Some may love the Lynchian darkness at the heart of Killer Inside Me, but again, that’s something that’s been done to death. The movie doesn’t just feel like punishment, but cliched punishment, and feels as nasty as the character it follows.”
Winter’s Bone. USA (2009) d:Debra Granik
s:Jennifer Lawrence, John Hawkes, Dale Dickey, Garret Dillahunt, Sheryl Lee, Tate Taylor
US Dramatic Competition, World Premiere
Debra Granik (Down to the Bone) spins an Ozark tale of a teen girl (Jennifer Lawrence) searching for her meth addict of a father before her home is taken away.
John DeFore: THR:
Six years after winning an award here for “Down to the Bone,” director Debra Granik returns to Sundance with her follow-up, “Winter’s Bone,” a grim story of persistence set deep in the Ozarks. Slow to get going and uningratiating…its grit and the tenacity of its young heroine will resonate with some viewers.
Daniel Fienberg, HitFix:
Even if I spent the day trudging around in wet, slushy shoes and even if I didn’t have a single real meal, experiences like catching “Winter’s Bone” on Saturday (Jan. 23) evening are the reason you go to festivals like Sundance.
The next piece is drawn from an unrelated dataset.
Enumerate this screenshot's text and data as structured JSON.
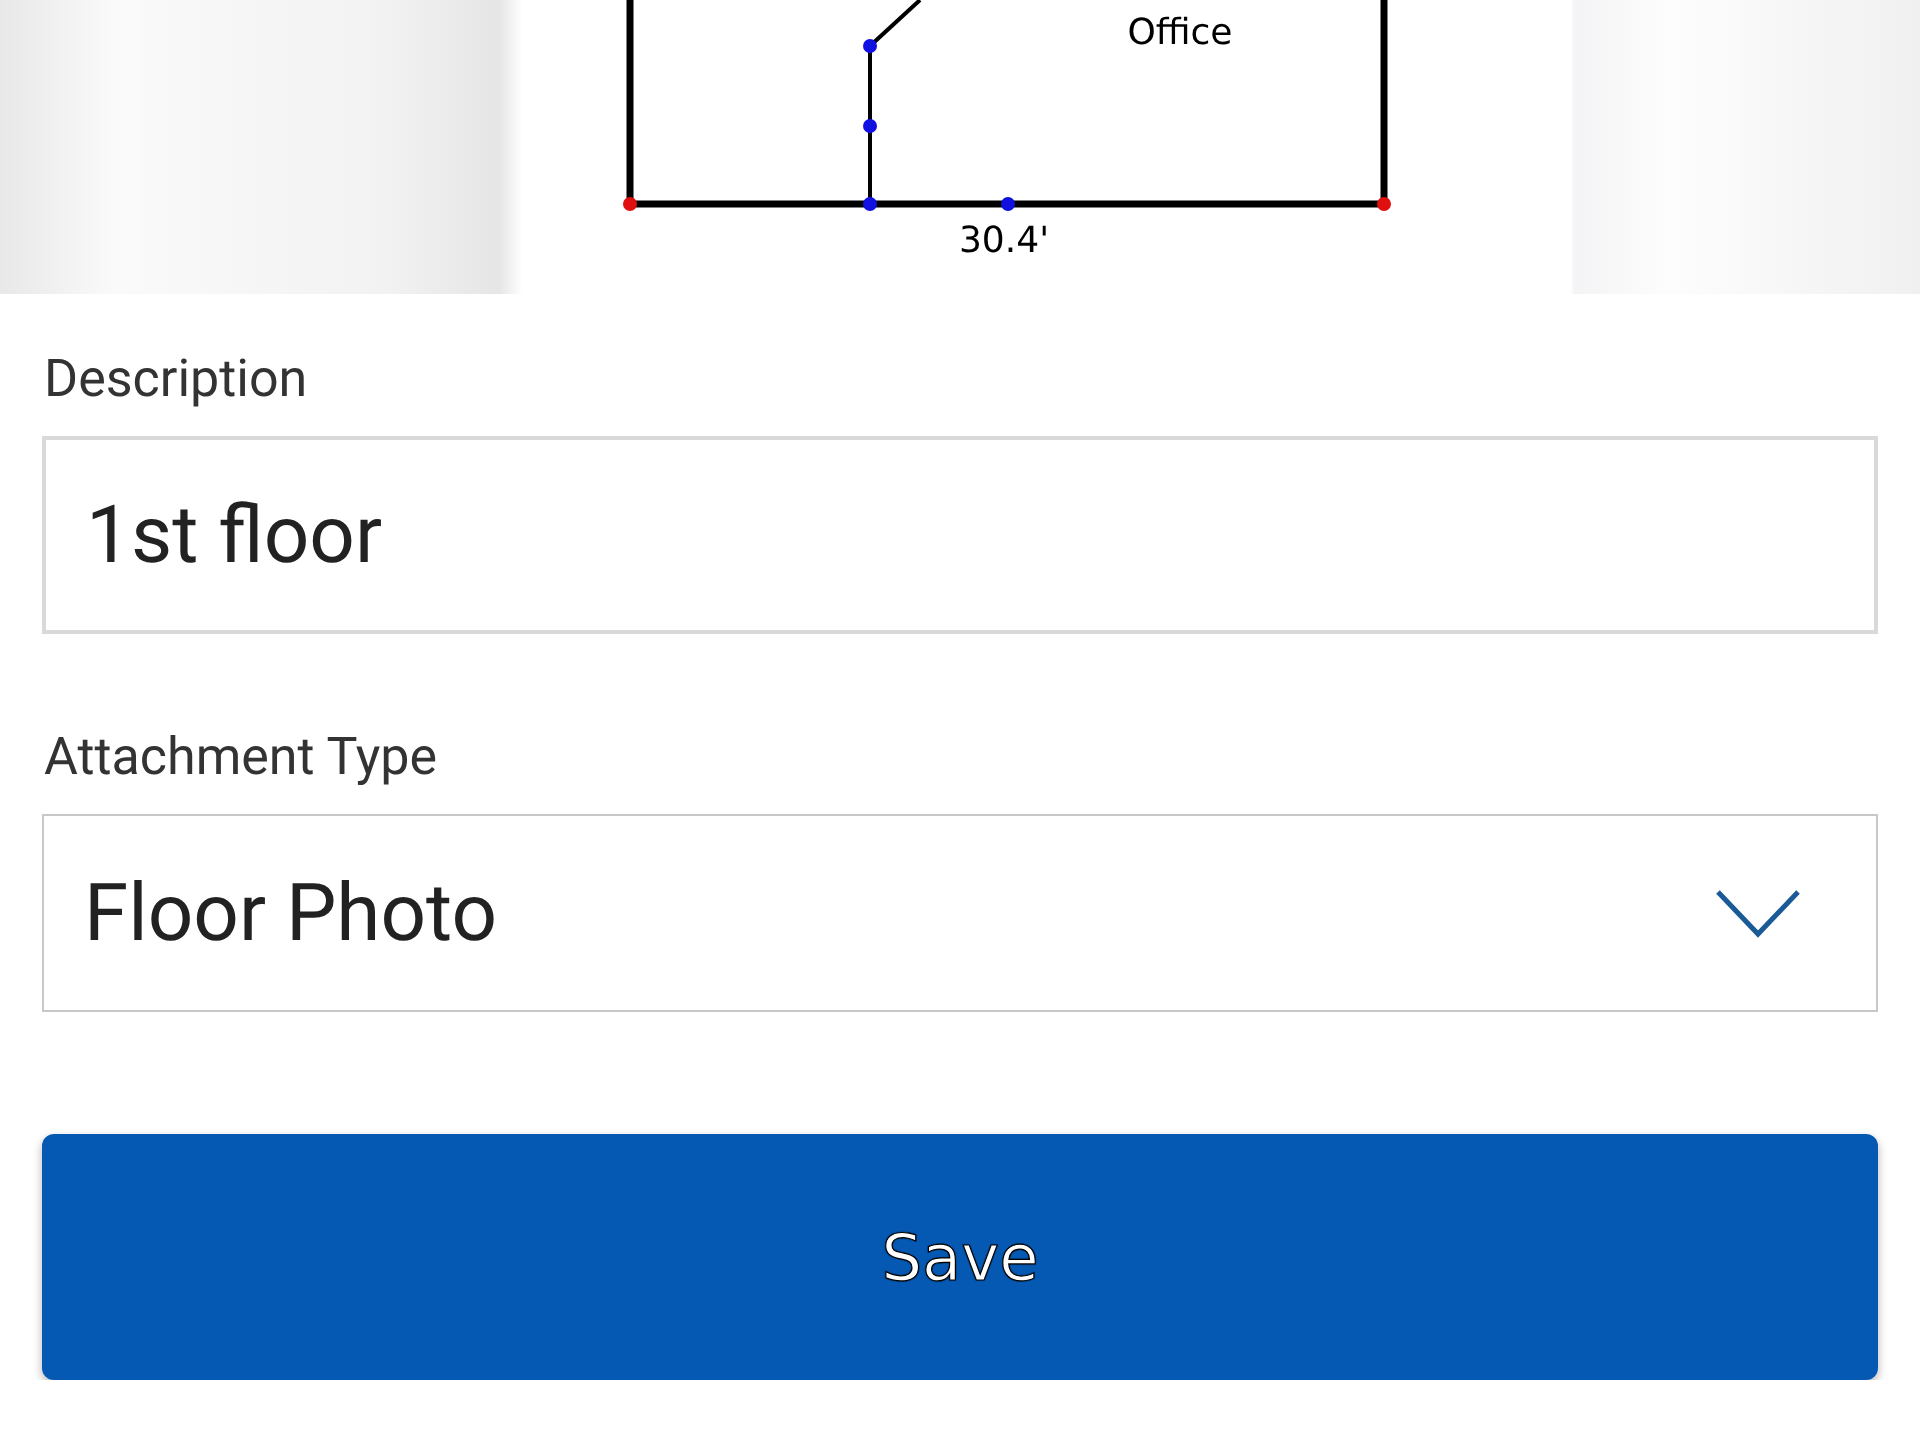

“Winter’s Bone” is the best film I’ve seen this Festival and also one of the best films I’ve seen in the past year, a drama I appreciated more as I became increasingly immersed in its unique world.
Appearing in every scene, Lawrence gives a breakout performance which is…as revelatory as Carey Mulligan’s Sundance arrival last year…Lawrence looks like a young Jennifer Jason Leigh and this performance reminded me of some of those early, totally committed Leigh performances.
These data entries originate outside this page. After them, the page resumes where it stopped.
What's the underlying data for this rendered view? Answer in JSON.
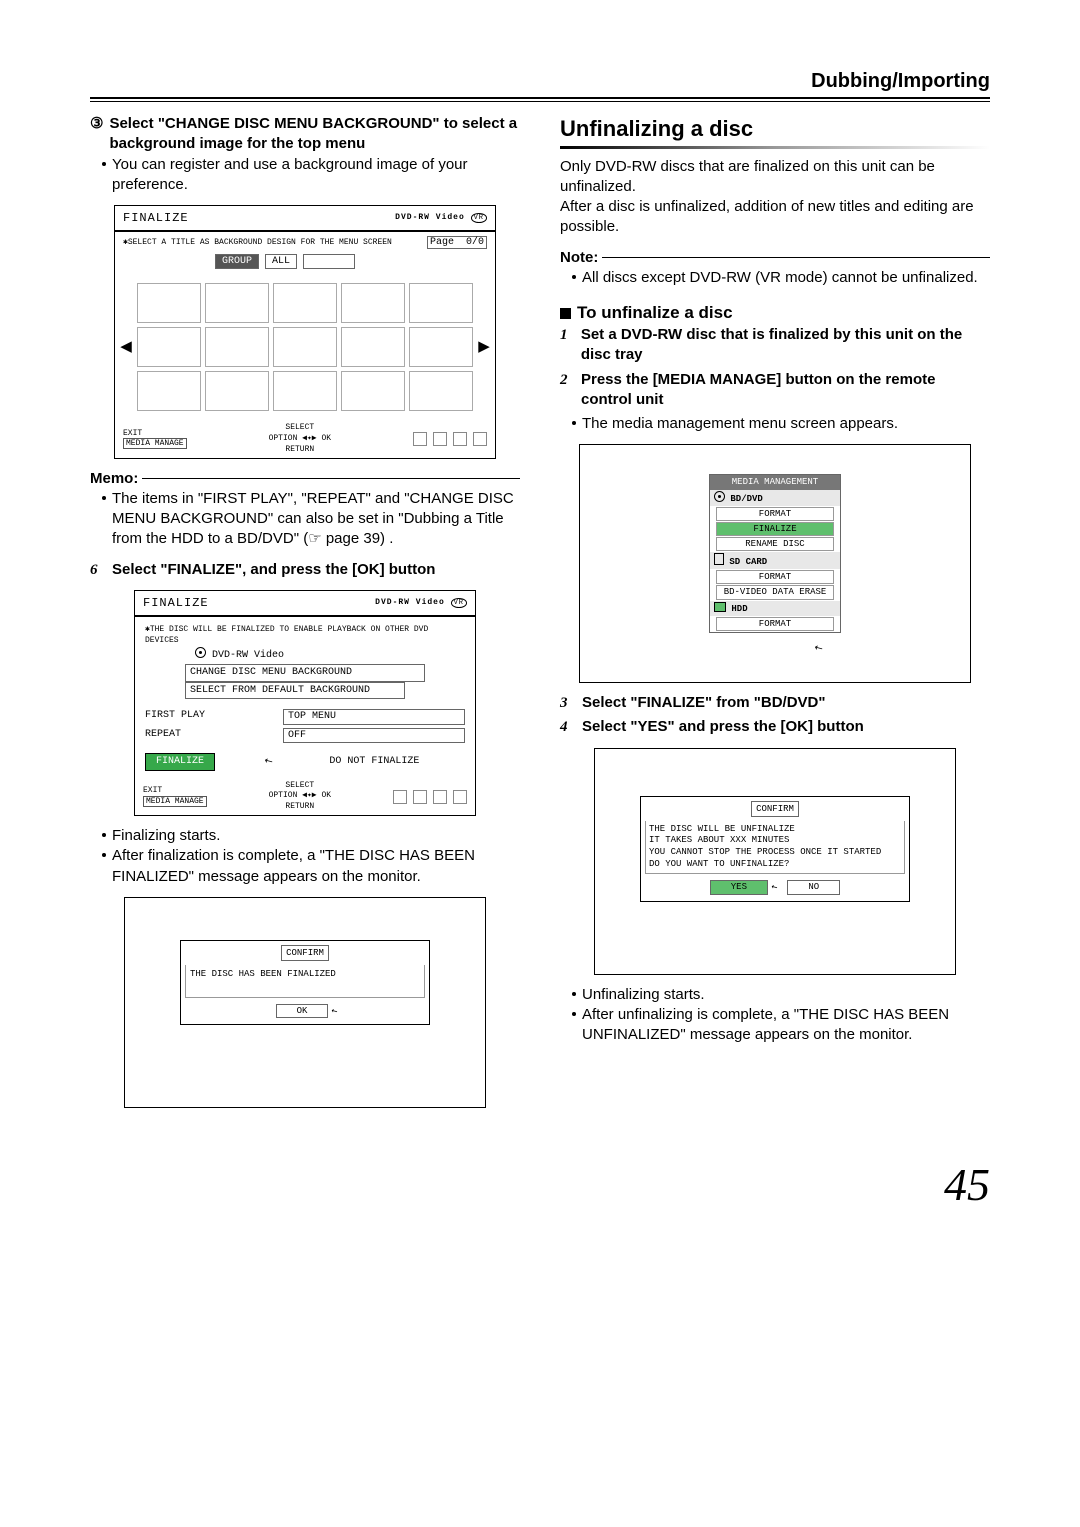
{
  "header": {
    "section": "Dubbing/Importing"
  },
  "left": {
    "step3_num": "③",
    "step3_text": "Select \"CHANGE DISC MENU BACKGROUND\" to  select a background image for the top menu",
    "step3_note": "You can register and use a background image of your preference.",
    "shot1": {
      "title": "FINALIZE",
      "badge": "DVD-RW Video",
      "note": "✱SELECT A TITLE AS BACKGROUND DESIGN FOR THE MENU SCREEN",
      "groupBtn": "GROUP",
      "allBtn": "ALL",
      "pageLabel": "Page",
      "pageVal": "0/0",
      "exit": "EXIT",
      "exitBtn": "MEDIA MANAGE",
      "select": "SELECT",
      "ok": "OK",
      "option": "OPTION",
      "ret": "RETURN"
    },
    "memo_label": "Memo:",
    "memo_text": "The items in \"FIRST PLAY\", \"REPEAT\" and \"CHANGE DISC MENU BACKGROUND\" can also be set in \"Dubbing a Title from the HDD to a BD/DVD\" (☞ page 39) .",
    "step6_num": "6",
    "step6_text": "Select \"FINALIZE\", and press the [OK] button",
    "shot2": {
      "title": "FINALIZE",
      "badge": "DVD-RW Video",
      "note": "✱THE DISC WILL BE FINALIZED TO ENABLE PLAYBACK ON OTHER DVD DEVICES",
      "disc": "DVD-RW Video",
      "bgLine1": "CHANGE DISC MENU BACKGROUND",
      "bgLine2": "SELECT FROM DEFAULT BACKGROUND",
      "firstPlayLbl": "FIRST PLAY",
      "firstPlayVal": "TOP MENU",
      "repeatLbl": "REPEAT",
      "repeatVal": "OFF",
      "finalizeBtn": "FINALIZE",
      "doNotFinalize": "DO NOT FINALIZE",
      "exit": "EXIT",
      "exitBtn": "MEDIA MANAGE",
      "select": "SELECT",
      "ok": "OK",
      "option": "OPTION",
      "ret": "RETURN"
    },
    "after6a": "Finalizing starts.",
    "after6b": "After finalization is complete, a \"THE DISC HAS BEEN FINALIZED\" message appears on the monitor.",
    "shot3": {
      "title": "CONFIRM",
      "msg": "THE DISC HAS BEEN FINALIZED",
      "ok": "OK"
    }
  },
  "right": {
    "h2": "Unfinalizing a disc",
    "p1": "Only DVD-RW discs that are finalized on this unit can be unfinalized.",
    "p2": "After a disc is unfinalized, addition of new titles and editing are possible.",
    "note_label": "Note:",
    "note_text": "All discs except DVD-RW (VR mode) cannot be unfinalized.",
    "subhead": "To unfinalize a disc",
    "s1": "Set a DVD-RW disc that is finalized by this unit on the disc tray",
    "s2": "Press the [MEDIA MANAGE] button on the remote control unit",
    "s2_after": "The media management menu screen appears.",
    "mm": {
      "header": "MEDIA MANAGEMENT",
      "g1": "BD/DVD",
      "g1a": "FORMAT",
      "g1b": "FINALIZE",
      "g1c": "RENAME DISC",
      "g2": "SD CARD",
      "g2a": "FORMAT",
      "g2b": "BD-VIDEO DATA ERASE",
      "g3": "HDD",
      "g3a": "FORMAT"
    },
    "s3": "Select \"FINALIZE\" from \"BD/DVD\"",
    "s4": "Select \"YES\" and press the [OK] button",
    "confirm": {
      "title": "CONFIRM",
      "l1": "THE DISC WILL BE UNFINALIZE",
      "l2": "IT TAKES ABOUT XXX MINUTES",
      "l3": "YOU CANNOT STOP THE PROCESS ONCE IT STARTED",
      "l4": "DO YOU WANT TO UNFINALIZE?",
      "yes": "YES",
      "no": "NO"
    },
    "after_a": "Unfinalizing starts.",
    "after_b": "After unfinalizing is complete, a \"THE DISC HAS BEEN UNFINALIZED\" message appears on the monitor."
  },
  "page_number": "45"
}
Steven Zeitchik, LA Times 24 Frames:
There are plenty of movies at this year’s Sundance film festival that take audiences into new and unexpected places — the gangster underworld of Melbourne, Australia, in “Animal Kingdom,” drug-running Hasssidic Jews in “Holy Rollers” — but no Park City offering transports viewers to as distinctive and haunting a place as director Debra Granik’s “Winter’s Bone,” which some Sundance patrons have called the best movie in the festival so far.
The naturalistic thriller is saturated with small, telling details that coll
Filed under: Film Festivals
Tags: Casey Affleck, Dale Dickey, Debra Granik, Garret Dillahunt, Jennifer Lawrence, Jessica Alba, John Hawkes, Kate Hudson, Michael Winterbottom, Sheryl Lee, Sundance, Tate Taylor, The Killer Inside Me, Winter's Bone

Winter Bone’s is certainly being celebrated. I wonder whether it’ll be the coming year’s Frozen River. The lead being compared to a young Jennifer Jason Leigh is high praise. And it features Garret Dillahunt! Possibly my current favorite character actor – love his off-kilter quality.
Disappointed by the response to The Killer Inside Me. The trailer put together for distributors was pure catnip for me.
I hate to say it, but Casey Affleck has developed a real tendency to appear in films destined to split critics and audiences alike. I don’t think it’s him specifically, but he’s got quite a track record. Hopefully this film still gets a chance to be seen.
He seems to lean toward challenging material where he plays a weasel, which is why I like him and had high hopes for Killer.
We’ll, see. I’m not prepared to write it off after a couple of negative reviews and some controversy.